Busy Is A Surprisingly Dangerous Word

Throughout most of our adult lives, we have all often described ourselves as busy. “Been keeping busy”, “It’s been a busy week”, “I’m too busy”. Often we use busy to mean that we are doing a lot of work, or have a packed schedule. But sometimes always being busy can start to expose us to a dangerous pattern of behavior – Occupying our time, without a clear purpose.

Now, being too busy all of the time can have a lot of negative effects on our personal and professional lives. Personally, it can keep us away from our families or preoccupy us during the long days, but short years, of being a parent. Or keep us from spending time with our loved ones. However, that is not what we mainly talking about here.

Being busy in our professional lives can be what stalls our careers. Especially when we are busy, rather than productive, or busy rather than better.

Busy VS Productive Is About Workplace Culture

Now, let’s start by talking about what we mean by being busy and being productive. Being busy is taking as much time as you can with the tasks that you have. Being productive is doing as many tasks as you can with the time you have.

This is an incredibly important distinction to make in every workplace. Does the culture of the workplace incentivize workers to be as productive as possible? Are resources and rewards offered to empower employees to provide their best work, and use their time wisely?

For example: If you had a team that was required to meet a quota of work each day. Would the culture and expectations of the workplace incentivize the team to be productive, doing more than required in less time (while still ensuring the quality of work)? Could the team do more than required in 6 hours and be allowed to leave early but be paid for an 8 hour day? Or would the expectations be if they worked 6 hours they are only paid for 6 hours?

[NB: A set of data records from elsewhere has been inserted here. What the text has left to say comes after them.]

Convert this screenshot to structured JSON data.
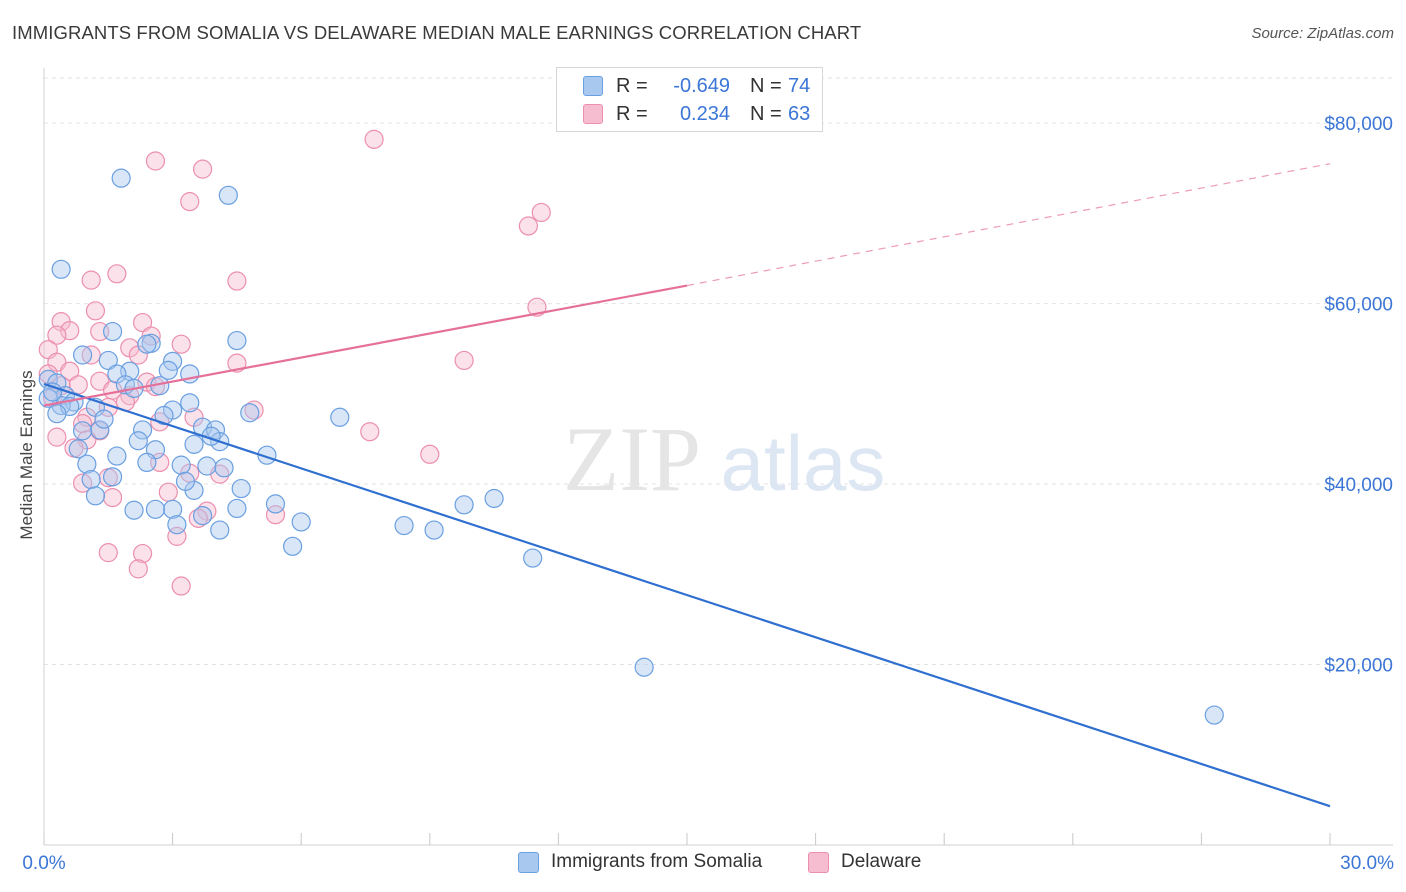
{
  "title": "IMMIGRANTS FROM SOMALIA VS DELAWARE MEDIAN MALE EARNINGS CORRELATION CHART",
  "source": "Source: ZipAtlas.com",
  "watermark": {
    "zip": "ZIP",
    "atlas": "atlas"
  },
  "colors": {
    "blue_fill": "#a9c8f0",
    "blue_stroke": "#6a9fe0",
    "blue_line": "#2f6fd0",
    "pink_fill": "#f6bccf",
    "pink_stroke": "#ec8fae",
    "pink_line": "#e5709a",
    "axis_label": "#3b76d6",
    "grid": "#e3e3e3"
  },
  "legend": {
    "rows": [
      {
        "r_label": "R =",
        "r_value": "-0.649",
        "n_label": "N =",
        "n_value": "74",
        "series": "blue"
      },
      {
        "r_label": "R =",
        "r_value": "0.234",
        "n_label": "N =",
        "n_value": "63",
        "series": "pink"
      }
    ]
  },
  "bottom_legend": {
    "blue": "Immigrants from Somalia",
    "pink": "Delaware"
  },
  "chart_data": {
    "type": "scatter",
    "title": "IMMIGRANTS FROM SOMALIA VS DELAWARE MEDIAN MALE EARNINGS CORRELATION CHART",
    "xlabel": "",
    "ylabel": "Median Male Earnings",
    "xlim": [
      0,
      30
    ],
    "ylim": [
      0,
      85000
    ],
    "x_tick_labels": [
      "0.0%",
      "30.0%"
    ],
    "y_ticks": [
      20000,
      40000,
      60000,
      80000
    ],
    "y_tick_labels": [
      "$20,000",
      "$40,000",
      "$60,000",
      "$80,000"
    ],
    "grid": true,
    "legend_position": "top-center",
    "series": [
      {
        "name": "Immigrants from Somalia",
        "color": "blue",
        "R": -0.649,
        "N": 74,
        "trend": {
          "x0": 0,
          "y0": 51100,
          "x1": 30,
          "y1": 4300
        },
        "points": [
          [
            1.8,
            73900
          ],
          [
            4.3,
            72000
          ],
          [
            0.4,
            63800
          ],
          [
            4.5,
            55900
          ],
          [
            1.6,
            56900
          ],
          [
            2.5,
            55600
          ],
          [
            2.4,
            55500
          ],
          [
            1.5,
            53700
          ],
          [
            3.0,
            53600
          ],
          [
            0.9,
            54300
          ],
          [
            2.0,
            52500
          ],
          [
            1.7,
            52200
          ],
          [
            2.9,
            52600
          ],
          [
            3.4,
            52200
          ],
          [
            0.1,
            51600
          ],
          [
            0.3,
            51200
          ],
          [
            1.9,
            51000
          ],
          [
            2.1,
            50600
          ],
          [
            0.5,
            49800
          ],
          [
            0.7,
            49100
          ],
          [
            0.4,
            48700
          ],
          [
            1.2,
            48500
          ],
          [
            3.0,
            48200
          ],
          [
            3.4,
            49000
          ],
          [
            4.8,
            47900
          ],
          [
            6.9,
            47400
          ],
          [
            0.1,
            49500
          ],
          [
            1.3,
            46000
          ],
          [
            0.9,
            45900
          ],
          [
            2.3,
            46000
          ],
          [
            3.7,
            46300
          ],
          [
            4.0,
            46000
          ],
          [
            2.2,
            44800
          ],
          [
            3.5,
            44400
          ],
          [
            4.1,
            44700
          ],
          [
            2.6,
            43800
          ],
          [
            1.7,
            43100
          ],
          [
            5.2,
            43200
          ],
          [
            1.0,
            42200
          ],
          [
            3.2,
            42100
          ],
          [
            3.8,
            42000
          ],
          [
            4.2,
            41800
          ],
          [
            1.1,
            40500
          ],
          [
            3.5,
            39300
          ],
          [
            3.0,
            37200
          ],
          [
            2.1,
            37100
          ],
          [
            2.6,
            37200
          ],
          [
            4.5,
            37300
          ],
          [
            5.4,
            37800
          ],
          [
            3.7,
            36500
          ],
          [
            3.1,
            35500
          ],
          [
            6.0,
            35800
          ],
          [
            4.1,
            34900
          ],
          [
            8.4,
            35400
          ],
          [
            9.1,
            34900
          ],
          [
            5.8,
            33100
          ],
          [
            9.8,
            37700
          ],
          [
            10.5,
            38400
          ],
          [
            11.4,
            31800
          ],
          [
            14.0,
            19700
          ],
          [
            27.3,
            14400
          ],
          [
            0.2,
            50200
          ],
          [
            0.6,
            48600
          ],
          [
            1.4,
            47200
          ],
          [
            2.8,
            47600
          ],
          [
            3.9,
            45300
          ],
          [
            0.8,
            43900
          ],
          [
            2.4,
            42400
          ],
          [
            1.6,
            40800
          ],
          [
            3.3,
            40300
          ],
          [
            0.3,
            47800
          ],
          [
            2.7,
            50900
          ],
          [
            4.6,
            39500
          ],
          [
            1.2,
            38700
          ]
        ]
      },
      {
        "name": "Delaware",
        "color": "pink",
        "R": 0.234,
        "N": 63,
        "trend": {
          "x0": 0,
          "y0": 48700,
          "x1": 15,
          "y1": 62000,
          "dashed_to": {
            "x1": 30,
            "y1": 75500
          }
        },
        "points": [
          [
            7.7,
            78200
          ],
          [
            2.6,
            75800
          ],
          [
            3.7,
            74900
          ],
          [
            3.4,
            71300
          ],
          [
            11.3,
            68600
          ],
          [
            11.6,
            70100
          ],
          [
            1.7,
            63300
          ],
          [
            1.1,
            62600
          ],
          [
            4.5,
            62500
          ],
          [
            1.2,
            59200
          ],
          [
            11.5,
            59600
          ],
          [
            0.4,
            58000
          ],
          [
            2.3,
            57900
          ],
          [
            0.6,
            57000
          ],
          [
            1.3,
            56900
          ],
          [
            0.3,
            56500
          ],
          [
            2.5,
            56400
          ],
          [
            3.2,
            55500
          ],
          [
            2.0,
            55100
          ],
          [
            0.1,
            54900
          ],
          [
            1.1,
            54300
          ],
          [
            2.2,
            54300
          ],
          [
            0.3,
            53500
          ],
          [
            4.5,
            53400
          ],
          [
            9.8,
            53700
          ],
          [
            0.6,
            52500
          ],
          [
            0.1,
            52200
          ],
          [
            1.3,
            51400
          ],
          [
            2.4,
            51300
          ],
          [
            0.8,
            51000
          ],
          [
            2.6,
            50800
          ],
          [
            1.6,
            50400
          ],
          [
            2.0,
            49800
          ],
          [
            0.2,
            49600
          ],
          [
            1.9,
            49100
          ],
          [
            1.5,
            48500
          ],
          [
            4.9,
            48200
          ],
          [
            1.0,
            47400
          ],
          [
            3.5,
            47400
          ],
          [
            2.7,
            46900
          ],
          [
            0.9,
            46700
          ],
          [
            1.3,
            45900
          ],
          [
            7.6,
            45800
          ],
          [
            0.3,
            45200
          ],
          [
            1.0,
            44900
          ],
          [
            0.7,
            44000
          ],
          [
            9.0,
            43300
          ],
          [
            2.7,
            42400
          ],
          [
            3.4,
            41200
          ],
          [
            4.1,
            41100
          ],
          [
            1.5,
            40700
          ],
          [
            0.9,
            40100
          ],
          [
            2.9,
            39100
          ],
          [
            1.6,
            38500
          ],
          [
            3.8,
            37000
          ],
          [
            5.4,
            36600
          ],
          [
            3.6,
            36200
          ],
          [
            3.1,
            34200
          ],
          [
            2.3,
            32300
          ],
          [
            1.5,
            32400
          ],
          [
            2.2,
            30600
          ],
          [
            3.2,
            28700
          ],
          [
            0.4,
            50900
          ]
        ]
      }
    ]
  }
}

We have seen this type of scenario a lot. Companies get a quota and employees meet it in a full day’s work, if they meet the quota early, they can leave early but are not paid for the full day. This incentivizes being busy. Taking the full day to do the tasks, so they are paid for the full day and only have to work as hard as they need to.

Busy VS Better Is About The Individual

Let’s remind you of our definition of Busy as: taking as much time as you can with the tasks that you have.

And we are going to define Better as: using your time to continually improve yourself and your performance with the tasks that you have.

Being better is about the desire to improve your skills and be a little better today than you were yesterday. One of the worst things we can do for our career is to become complacent. When we are not being challenged or striving to be a little better than we were yesterday, we become satisfied with just getting through today. Ultimately, when we start spending our days just being busy, we can end up losing the validation and expertise associated with having experience. If we spend 5 years being busy, rather than being better, then instead of having 5 years of experience, we have 1 year of experience 5 times.

The Takeaway

As innocent and innoxious as the word busy is, it can be the downfall of your workplace and your career. Many great employees can have their potential taken away when the workplace conditions them to prioritize being busy, or when they stop challenging themselves to develop their skills. We all like the comfort that comes with being busy and having a predictable amount of work. But comfort is another danger that we need to be aware of. When our priority is to be busy and comfortable, our career trajectory has peaked. If we want to continue to grow, strive, and excel then our workplaces, and our expectations, need to prioritize the path to empowering employees to be productive and be a little better today than they were yesterday.